Pienso en esa madre y en la incomprensión de esas dos niñitas ante el gesto del ser que las engendró y se me revuelven las entrañas, se me encoge el corazón y sufro con el sufrir de esa madre, de esos abuelos, de esos familiares y amigos que ha dejado este personaje en Tenerife antes de partir a donde nadie sabe. Y pienso en las niñas, en la última mirada antes de apagarse sus cortas vidas, en el dolor de esa madre que seguramente las concibió con amor y que las llevó en su vientre hasta el parto, que las sostuvo en su pecho la primera vez con los ojitos cerrados de recién nacidas y que les dio sus primeros besos. En toda una vida deseada para criarlas, para enseñarles, para colmarlas de afectos y cariño, y ahora recortada.
A la hora de ponerme a escribir no sé siquiera qué ha pasado con una de ellas, dicen que la más pequeña no ha sido aún encontrada, pero he sentido una pena muy grande por las noticias que nos traen los informativos. Los restos de un infante en el fondo de las aguas que bañan esa isla que, en el abismo de esas fosas marinas tan profundas y oscuras, han sido recogidos sin vida y del que ya se había despegado su alma infantil en tránsito a su Creador en quien habrá encontrado un buen Padre al que llevar su bagaje de candor y de inocencia.

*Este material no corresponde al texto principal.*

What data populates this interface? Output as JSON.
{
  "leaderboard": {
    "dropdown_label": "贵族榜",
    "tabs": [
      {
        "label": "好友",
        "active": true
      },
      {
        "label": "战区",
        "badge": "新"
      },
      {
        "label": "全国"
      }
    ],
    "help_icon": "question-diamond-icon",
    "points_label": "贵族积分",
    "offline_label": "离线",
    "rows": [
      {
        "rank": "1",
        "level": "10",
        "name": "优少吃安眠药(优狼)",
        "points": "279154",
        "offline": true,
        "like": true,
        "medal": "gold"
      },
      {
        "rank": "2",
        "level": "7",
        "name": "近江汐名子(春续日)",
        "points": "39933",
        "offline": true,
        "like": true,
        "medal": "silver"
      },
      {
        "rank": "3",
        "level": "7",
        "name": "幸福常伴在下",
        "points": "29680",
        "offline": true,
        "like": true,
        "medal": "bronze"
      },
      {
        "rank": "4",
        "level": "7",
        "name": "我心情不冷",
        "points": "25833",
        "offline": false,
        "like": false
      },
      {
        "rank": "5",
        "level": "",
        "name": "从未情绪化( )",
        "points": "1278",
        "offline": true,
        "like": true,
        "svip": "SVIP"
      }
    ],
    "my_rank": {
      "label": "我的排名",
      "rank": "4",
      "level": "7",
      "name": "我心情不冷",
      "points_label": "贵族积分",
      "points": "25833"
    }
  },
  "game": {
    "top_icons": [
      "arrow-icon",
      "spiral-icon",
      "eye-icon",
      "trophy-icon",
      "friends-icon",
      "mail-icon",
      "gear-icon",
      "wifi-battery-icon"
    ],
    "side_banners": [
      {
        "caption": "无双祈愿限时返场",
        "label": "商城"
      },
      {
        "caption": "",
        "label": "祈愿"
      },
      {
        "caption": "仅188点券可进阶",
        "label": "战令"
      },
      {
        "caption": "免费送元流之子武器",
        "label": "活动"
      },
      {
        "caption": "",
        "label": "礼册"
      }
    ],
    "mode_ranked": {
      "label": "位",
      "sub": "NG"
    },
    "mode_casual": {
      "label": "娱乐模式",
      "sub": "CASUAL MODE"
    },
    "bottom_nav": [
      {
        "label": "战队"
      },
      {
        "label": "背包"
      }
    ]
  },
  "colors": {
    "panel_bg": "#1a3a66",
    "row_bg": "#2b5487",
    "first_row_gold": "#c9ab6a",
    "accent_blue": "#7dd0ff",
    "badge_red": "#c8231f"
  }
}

Nos referimos muchas veces a eso de que «los caminos del Señor son inescrutables», claro, y en esos espacios entre la vida y la muerte, entre lo posible y lo imposible, nos aferramos para tratar de apaciguar estas tremendas noticias que cada día nos traen tan trágicos dramas familiares pero, cuando por el camino de estas muertes se cruzan angelitos como éstos, se nos hace como más difícil admitirlo. Y aún duele más el dolor porque mucho nos tememos que esto mañana ... «continuará».
Nacimos para el bien, pero a lo largo de nuestro devenir, nos podemos torcer y, a veces, como en ésta, de manera incomprensible. Qué pena sucumbir así y a qué grado de obcecación tan enorme nos puede arrastrar el mal.
Sí, siempre existirá entre nosotros, pero desde antiguo, para paliarlo y acotarlo, hemos ido construyendo unos códigos éticos y morales persiguiendo el bien como convivencia y entrenándonos en él. Y códigos religiosos, que religión y religar, ceñir estrechamente, tienen un sentido común. La humanidad, a través de siglos y milenios, ha ido aferrándose y ligándose a esas normas de conducta y a una fuerza mayor de las que emanan como punto final de reflexión, de una convivencia sí, pero también de una confesión, de un credo común que compartir y una profesión de fe y de sentimientos que todas las religiones tienen y que muchos de nosotros compartimos en nuestro Creador y en su Iglesia de la tierra. A Él le pido y a usted también le pido que ahora me lee, que Le pida consuelo para esa madre doliente y para esos abuelos atónitos porque estos angelitos tienen ganada su paz para siempre, aunque ahora estén tan lejos de los suyos, como también para la recuperación posible de quienes han dejado en tierra. A los poderes públicos, justicia y, a todos, solidaridad, compasión y comprensión con quienes padecen esta dolorosa lacra de la violencia en cualquier parte del mundo.